Old man winter appears ready to settle in for a bit of a stay in the Bitterroot Valley.
“It looks very wintry for at least a week or maybe the next 10 days,” said Missoula-based National Weather Service meteorologist Dan Zumpfe Tuesday. “There is lots of arctic air over western Montana and, at the same time, we’re getting a lot of Pacific moisture that is putting down snow everywhere.”
While the air feels brisk enough here in Ravalli County, Zumpfe said it’s much worse east of the divide where wind chills are predicted to drop well below zero this week.
“Wind is not going to be the biggest issue in the Bitterroot,” he said. “Cold air will be issue. It will be 10 to 15 degrees below normal each day over the next week and probably longer.”
While it’s not unusual to see a blast of arctic air slip down from the north during the winter months, this season it has taken its time to arrive.
Normally, those first arctic blasts arrive between Thanksgiving and Christmas. But up until now, this winter has, at times, almost been balmy.
“These cold air outbreaks (the term meteorologists prefer instead of polar vortex) happen every winter from time to time,” Zumpfe said. “This winter it’s been late to arrive … We really haven’t had one down in the Bitterroot until now.
“The timing probably is the most noteworthy thing about this cold air outbreak,” he said. “It’s a little backwards. It reminds me of last year when we had another pretty significant cold air outbreak at the end of February.”
Last week’s wind and snow event will probably replay Friday and Saturday, although Zumpfe said there probably won’t be quite as much snow in this second bout.
“There will probably be one to three inches of snow in most of the Bitterroot Valley,” he said. “Mountains could see three to six inches.”

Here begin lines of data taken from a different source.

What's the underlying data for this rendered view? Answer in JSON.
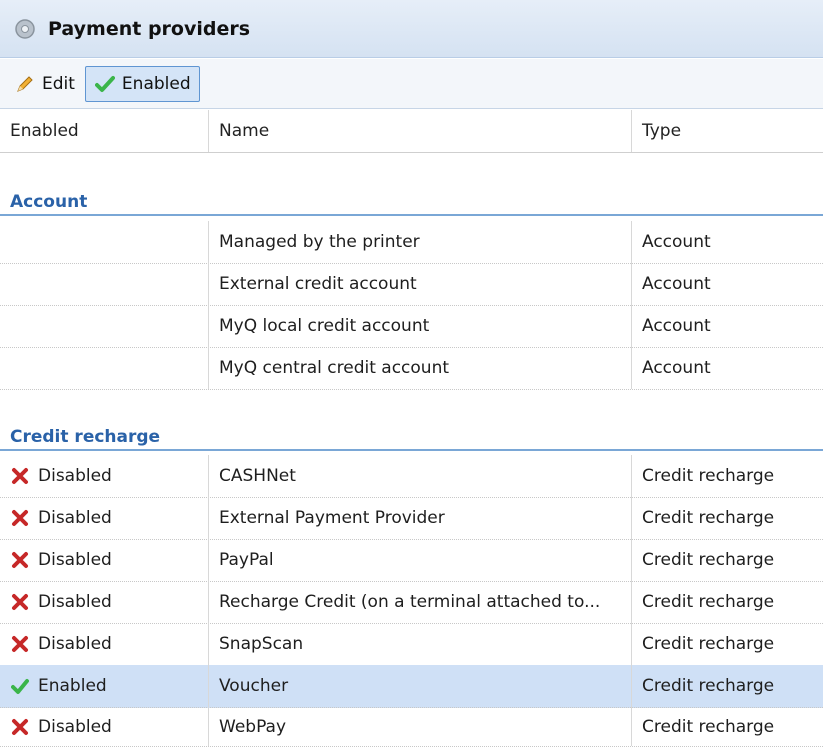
{
  "panel": {
    "title": "Payment providers",
    "icon": "gear-icon"
  },
  "toolbar": {
    "edit_label": "Edit",
    "enabled_label": "Enabled"
  },
  "columns": {
    "enabled": "Enabled",
    "name": "Name",
    "type": "Type"
  },
  "groups": [
    {
      "label": "Account",
      "rows": [
        {
          "status": "",
          "name": "Managed by the printer",
          "type": "Account"
        },
        {
          "status": "",
          "name": "External credit account",
          "type": "Account"
        },
        {
          "status": "",
          "name": "MyQ local credit account",
          "type": "Account"
        },
        {
          "status": "",
          "name": "MyQ central credit account",
          "type": "Account"
        }
      ]
    },
    {
      "label": "Credit recharge",
      "rows": [
        {
          "status": "Disabled",
          "name": "CASHNet",
          "type": "Credit recharge"
        },
        {
          "status": "Disabled",
          "name": "External Payment Provider",
          "type": "Credit recharge"
        },
        {
          "status": "Disabled",
          "name": "PayPal",
          "type": "Credit recharge"
        },
        {
          "status": "Disabled",
          "name": "Recharge Credit (on a terminal attached to...",
          "type": "Credit recharge"
        },
        {
          "status": "Disabled",
          "name": "SnapScan",
          "type": "Credit recharge"
        },
        {
          "status": "Enabled",
          "name": "Voucher",
          "type": "Credit recharge",
          "selected": true
        },
        {
          "status": "Disabled",
          "name": "WebPay",
          "type": "Credit recharge"
        }
      ]
    }
  ],
  "colors": {
    "accent": "#2a62a8",
    "selection": "#cfe0f6",
    "disabled_icon": "#c62828",
    "enabled_icon": "#3bb54a"
  }
}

It will be a little bit colder too. On Sunday morning, the projected temperatures will drop to one below zero in Stevensville.
This cold weather combined with plenty of moisture from the west has helped bump the Bitterroot snowpack up into the normal range for this time of year, said Bitterroot National Forest hydrologist Andy Efta.
Before last weekend’s storm, the snowpack in the Bitterroot basin was running somewhere between 70 and 80 percent of normal.
“Things have bumped up since then,” Efta said. “We are in pretty good shape right now in the basin.”
The amount of water stored in the snowpack in the Bitterroot Tuesday was at 90 percent of the 30-year median. And the amount of water that’s dropped into the basin since October is 95 percent for that same time period.
The far southern reaches of Ravalli County continue to trail the rest of the valley.
Efta said the snowpack depth in the West Fork and Lost Trail is about 80 percent of normal. Elsewhere in the valley it is at about 100 percent.
People venturing out into the backcountry need to aware of potential avalanche conditions.
“My guess is it’s going to need a little bit of time to settle,” Efta said. “There was a pretty good crust on the snow before this last snowfall. Based on what I’ve seen, it will take some time for that to bind up.”
The Missoula Avalanche Center said Tuesday that there was moderate avalanche danger in the West Central Montana backcountry, which means that human triggered avalanches are possible with a potential for large avalanches in isolated areas.